Extra Note: Michele Soavi has a small role in the film and acts as Bava’s Assistant Director. This would be one of the last Italian films that he would act as AD on before he left to make his own Italian horror masterpiece, Deliria.


  1. For all that this one is definitely in the lower regions of giallo's second division, it contains one of my favourite lines in the whole of cinema: "He developed a morbid fear of tennis balls bouncing in the night." Awesome!

    1. Oh man, I didn't even mention the tennis balls. That whole explanation was just hilariously awful.
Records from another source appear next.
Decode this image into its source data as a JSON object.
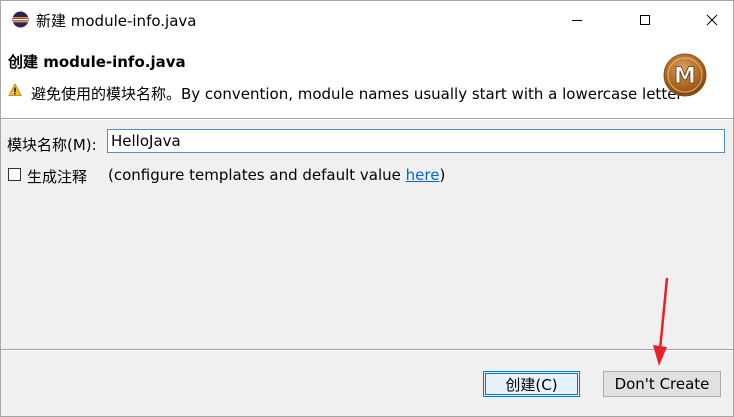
{
  "window": {
    "title": "新建 module-info.java",
    "app_icon": "eclipse-icon",
    "controls": [
      "minimize-icon",
      "maximize-icon",
      "close-icon"
    ]
  },
  "header": {
    "title": "创建 module-info.java",
    "message": "避免使用的模块名称。By convention, module names usually start with a lowercase letter",
    "warning_icon": "warning-icon",
    "logo_icon": "module-wizard-logo-icon",
    "logo_letter": "M"
  },
  "form": {
    "module_name_label": "模块名称(M):",
    "module_name_value": "HelloJava",
    "generate_comments_label": "生成注释",
    "generate_comments_checked": false,
    "configure_prefix": "(configure templates and default value ",
    "configure_link": "here",
    "configure_suffix": ")"
  },
  "buttons": {
    "create_label": "创建(C)",
    "dont_create_label": "Don't Create"
  },
  "annotation": {
    "arrow_color": "#e8202a"
  },
  "colors": {
    "link": "#0066cc",
    "focus_border": "#0078d7",
    "warning": "#f2c037"
  }
}
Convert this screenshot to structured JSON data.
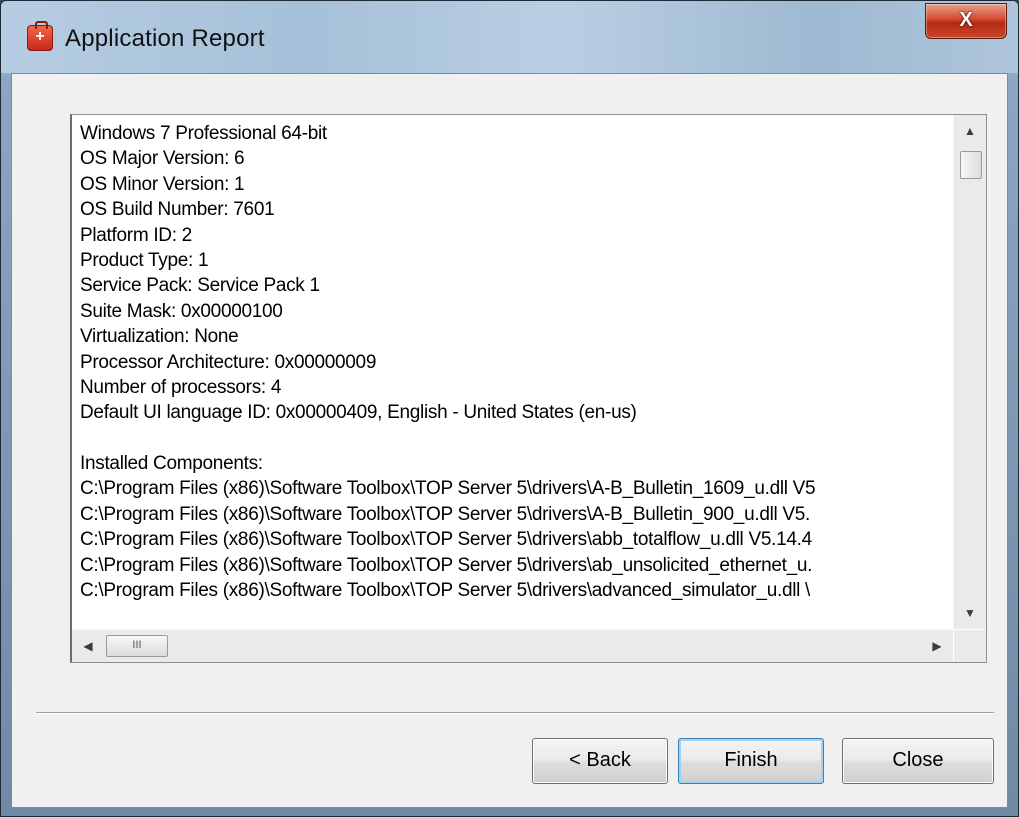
{
  "window": {
    "title": "Application Report",
    "close_glyph": "X",
    "icon": "briefcase-red-icon"
  },
  "report": {
    "lines": [
      "Windows 7 Professional 64-bit",
      "OS Major Version: 6",
      "OS Minor Version: 1",
      "OS Build Number: 7601",
      "Platform ID: 2",
      "Product Type: 1",
      "Service Pack: Service Pack 1",
      "Suite Mask: 0x00000100",
      "Virtualization: None",
      "Processor Architecture: 0x00000009",
      "Number of processors: 4",
      "Default UI language ID: 0x00000409, English - United States (en-us)",
      "",
      "Installed Components:",
      "C:\\Program Files (x86)\\Software Toolbox\\TOP Server 5\\drivers\\A-B_Bulletin_1609_u.dll V5",
      "C:\\Program Files (x86)\\Software Toolbox\\TOP Server 5\\drivers\\A-B_Bulletin_900_u.dll V5.",
      "C:\\Program Files (x86)\\Software Toolbox\\TOP Server 5\\drivers\\abb_totalflow_u.dll V5.14.4",
      "C:\\Program Files (x86)\\Software Toolbox\\TOP Server 5\\drivers\\ab_unsolicited_ethernet_u.",
      "C:\\Program Files (x86)\\Software Toolbox\\TOP Server 5\\drivers\\advanced_simulator_u.dll \\"
    ]
  },
  "scrollbars": {
    "up_arrow": "▲",
    "down_arrow": "▼",
    "left_arrow": "◀",
    "right_arrow": "▶",
    "h_thumb_grip": "III"
  },
  "buttons": {
    "back_label": "< Back",
    "finish_label": "Finish",
    "close_label": "Close"
  },
  "colors": {
    "dialog_bg": "#f0f0f0",
    "close_button": "#c9472c",
    "default_button_border": "#3c7fb1"
  }
}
There's that whole bit at the end where the tennis balls are dumped out, and it's supposed to act as this false scare. Tennis balls. Ugh. Thanks for reminding me about that, Neil.

  2. You had me when you mentioned that the kid who played Bob was in the film. And now tennis balls too? If I can find this on YouTube it's going to be today's background noise!

    1. I think it's the same voice actor, too. You know, that voice that sounds NOTHING like a little kid. So who is worse: Michael from Burial Ground or Bob from The House by the Cemetery. Hehe. Enjoy the tennis balls.